As you adapt to a new more transparent way of working, remember you’re not going to have it all figured out right away … or possibly ever. Showing you’re willing to experiment and adapt will demonstrate to your employees that you’re committed to open, ongoing dialogue. Acknowledging that you don’t have all the answers will model that it’s okay — even encouraged — to try new things, fostering creativity and innovation. 

How to do it: 

  • Experiment. Employee focus groups, executive office hours, a new app integration — try it all and keep what works. Nothing has to last forever; better to try a new method and fail than to let your employee communications channels get stale.   
  • Ask for feedback. From tracking employee participation to surveys to employee listening sessions, invite input on what’s working and what could be better. 
  • Normalize the process of learning and discovery.
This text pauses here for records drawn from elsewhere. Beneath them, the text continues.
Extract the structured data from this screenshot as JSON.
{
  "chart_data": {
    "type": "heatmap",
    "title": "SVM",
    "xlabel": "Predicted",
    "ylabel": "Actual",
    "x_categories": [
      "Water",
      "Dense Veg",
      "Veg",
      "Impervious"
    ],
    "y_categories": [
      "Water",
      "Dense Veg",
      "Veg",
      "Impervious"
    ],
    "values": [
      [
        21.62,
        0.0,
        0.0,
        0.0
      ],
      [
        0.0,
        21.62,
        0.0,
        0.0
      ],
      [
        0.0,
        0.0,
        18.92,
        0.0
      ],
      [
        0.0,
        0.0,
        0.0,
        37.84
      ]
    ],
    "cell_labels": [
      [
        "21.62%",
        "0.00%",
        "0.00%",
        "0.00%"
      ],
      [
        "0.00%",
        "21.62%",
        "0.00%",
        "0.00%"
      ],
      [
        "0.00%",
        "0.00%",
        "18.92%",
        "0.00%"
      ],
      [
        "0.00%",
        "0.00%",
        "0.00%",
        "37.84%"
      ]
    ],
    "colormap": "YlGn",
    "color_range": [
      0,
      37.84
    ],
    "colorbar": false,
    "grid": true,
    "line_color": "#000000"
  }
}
Be up front when you’re in the process of learning something new, still figuring something out, or changing course.

The old top-down, one-way communication model might have been easier for leaders. But while transparency can be challenging to get right, there’s no question it delivers stronger results — from retaining top talent to deepening employee satisfaction and engagement. 

“Pushing yourself to seek and include diverse perspectives and clearly articulate ‘the why’ behind major decisions doesn’t just result in clearer communications,” says Debbie Lovich, Managing Director and Senior Partner at Boston Consulting Group. “It makes for stronger, smarter policies and, ultimately, a stronger company overall.”